Another interesting factor, that “fits” with any discussion of Family Education is the way in which Zoom based delivery inadvertently let’s attendees pry into people’s private lives. You can tell a lot about people by looking at their backgrounds. Zoom-like interfaces can provide an intimate view into people’s lives that normally doesn’t exist and certainly doesn’t in normal/traditional school settings. And distance learning can be a very, very powerful means to support project-based learning and group exhibition. And that’s why I’m working on a concept with some of my former colleagues at Accenture, called the GLAP, a group learning assessment platform. which posits that we should use this environment as a way to bring large numbers of people together kids with parents watching to show what they’ve learned to do a live gamified event that will provide students and teachers a chance to exhibit what they’ve learned for parents, and to get a nice community thing going because that seems to me a lot what’s missing right now. Instead, we find parents are learning coaches, meaning they’re the ones who have to flog the kids to do the work. And teachers who have become assignors. And Chief, they give them assignments, and then they clock the assignments back in. But as far as how much teaching is going on, virtual learning is a double-edged sword is they’re learning really going on, we have no way to know at this point, because our standardized tests really aren’t applicable, and they’re not and, and the state here in North Carolina, is afraid to allow students to take those tests because it’ll show how much they fall mind. So, they’re not even taking the tests at this point. There’s a lot of interesting opportunities and challenges. And I don’t think they’re bad.

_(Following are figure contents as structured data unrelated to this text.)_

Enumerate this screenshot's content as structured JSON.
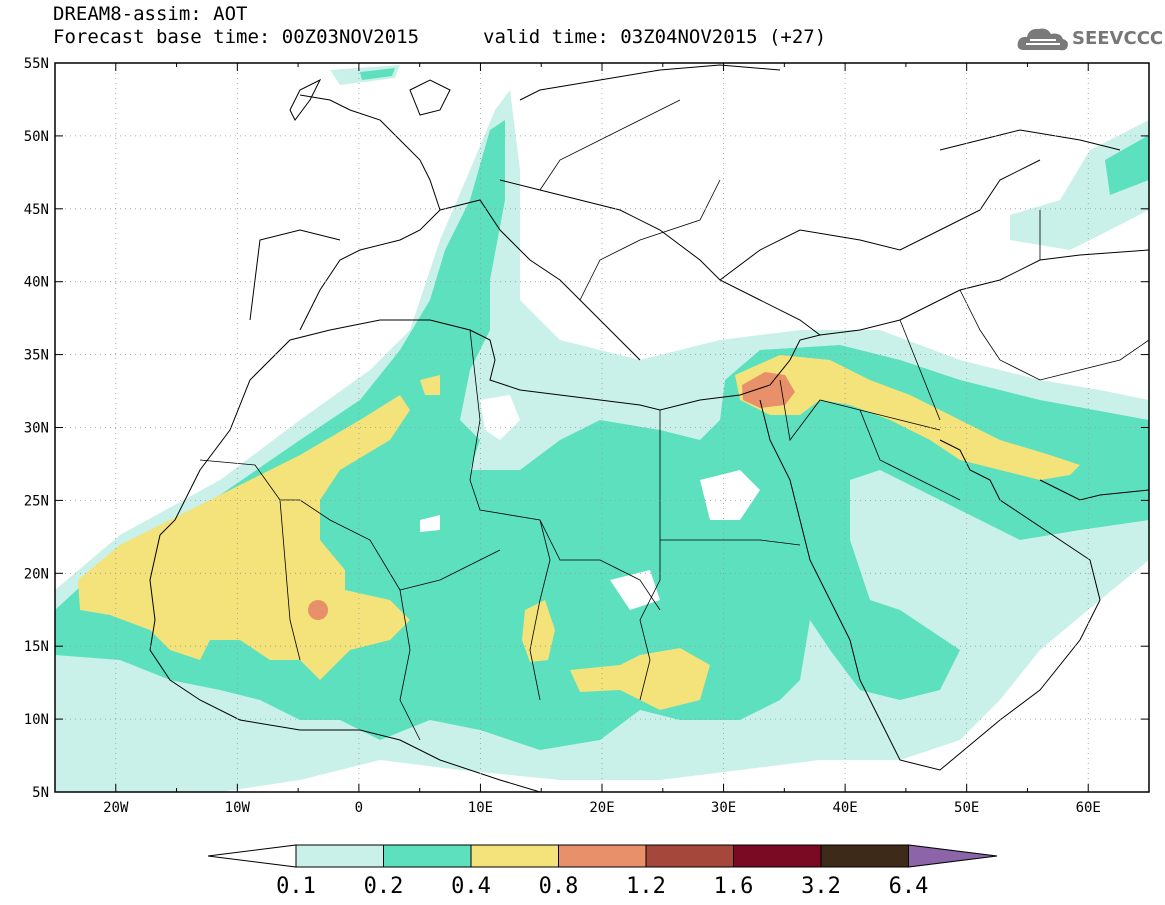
{
  "header": {
    "title": "DREAM8-assim: AOT",
    "base_time": "Forecast base time: 00Z03NOV2015",
    "valid_time": "valid time: 03Z04NOV2015 (+27)"
  },
  "logo": {
    "text": "SEEVCCC",
    "icon": "cloud-logo-icon"
  },
  "map": {
    "lon_range": [
      -25,
      65
    ],
    "lat_range": [
      5,
      55
    ],
    "lon_ticks": [
      "20W",
      "10W",
      "0",
      "10E",
      "20E",
      "30E",
      "40E",
      "50E",
      "60E"
    ],
    "lat_ticks": [
      "55N",
      "50N",
      "45N",
      "40N",
      "35N",
      "30N",
      "25N",
      "20N",
      "15N",
      "10N",
      "5N"
    ],
    "grid": "dotted"
  },
  "colorbar": {
    "levels": [
      "0.1",
      "0.2",
      "0.4",
      "0.8",
      "1.2",
      "1.6",
      "3.2",
      "6.4"
    ],
    "colors": [
      "#ffffff",
      "#c9f1ea",
      "#5de0be",
      "#f4e27a",
      "#e8906a",
      "#a5473a",
      "#7a0a24",
      "#3d2a18",
      "#8c64a8"
    ]
  }
}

I think they’re actually good because we were stuck in a pattern of school, which probably wasn’t working beforehand, anyway.
Yeah. Well, Ron, there’s so much that you delivered through your through our conversation today. And we look forward to having you back again, we’re going to make this into a regular monthly series, if not, with greater frequency. Ron Cantor. Dr. Ron caner, always a pleasure chatting with you, sir. And we look forward to having you back on the program very soon,
Dr. Ronald Kantor
Jeff, this is you’re filling a very, very important void right now in terms of education for people across this country who nearly need it, those of us who are retiring, so I just want to thank you very much for all of your hard work to make this network, you know, a possibility. Thank you.
Thank you. Thank you.
Dr. Ronald Kantor
Bye for now.
Thanks, Ron. Appreciate your perspective.